Genuine audio-visual products have started to gain ground against fakes in a reversal of a downward trend that started in 1997, according to figures out Tuesday.
The latest statistics from South China's Guangdong Province - one of China's largest wholesale markets for audio-visual products - indicate 885 million yuan (US$106 million) worth of genuine audio-visual products were distributed last year, 45.7 per cent higher than the amount in 2000.
In the first half of this year, the amount distributed was worth 795 million yuan (US$95.8 million).
Experts discussed the fight against pirated goods at a meeting held yesterday in Xiamen in East China's Fujian Province.
Wang Maolin, head of the national office to combat pornography and illegal publications, said that an improved legal system has provided more legal support to the fight against smuggled and pirated discs.
Laws and regulations on copyright, the protection of computer software, the control of audio-visual products and the administration of movies have been adjusted to take account of the promises that China made to the World Trade Organization at the beginning of this year.
Gui Xiaofeng, vice-minister at the State Press and Publication Administration, said: "In the past, people smuggling pornographic publications could be held criminally responsible and prosecuted according to the law but those smuggling other publications evaded that punishment."
Under new judicial interpretations of existing laws, people smuggling audio-visual discs are accused of the crime of smuggling ordinary articles.

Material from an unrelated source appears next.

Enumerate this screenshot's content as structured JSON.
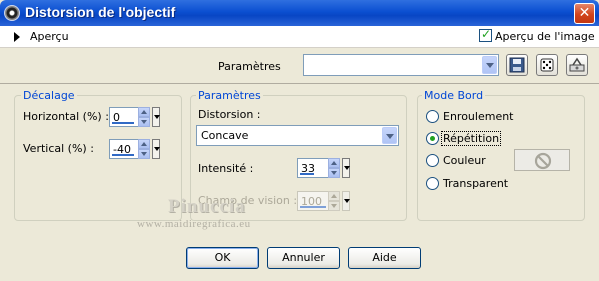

The standard used to calculate the amount of tax evaded is based on the price of discs in the Hong Kong market.
Using the new regulations, customs authorities have put a number of disc smugglers behind bars.
Xu Jiuzhong, the prime mover behind the smuggling in October 2000 of 4.52 million pirated discs, has been sentenced to 13 years in prison and fined 3 million yuan (US$361,500).
Wang Maolin said: "We are now able to punish these smugglers and pirates severely according to the law, and give them no chance and no money to restart their illegal business."
Incomplete statistics show that police and customs authorities confiscated 60.28 million smuggled discs from last August to June this year in Guangdong Province alone.
To cut off the channels for smuggling and transporting pirated discs, the mainland police and customs have vowed to co-operate more with their counterparts in the Hong Kong and Macao special administrative regions, as well as check planes, trains and freight transport.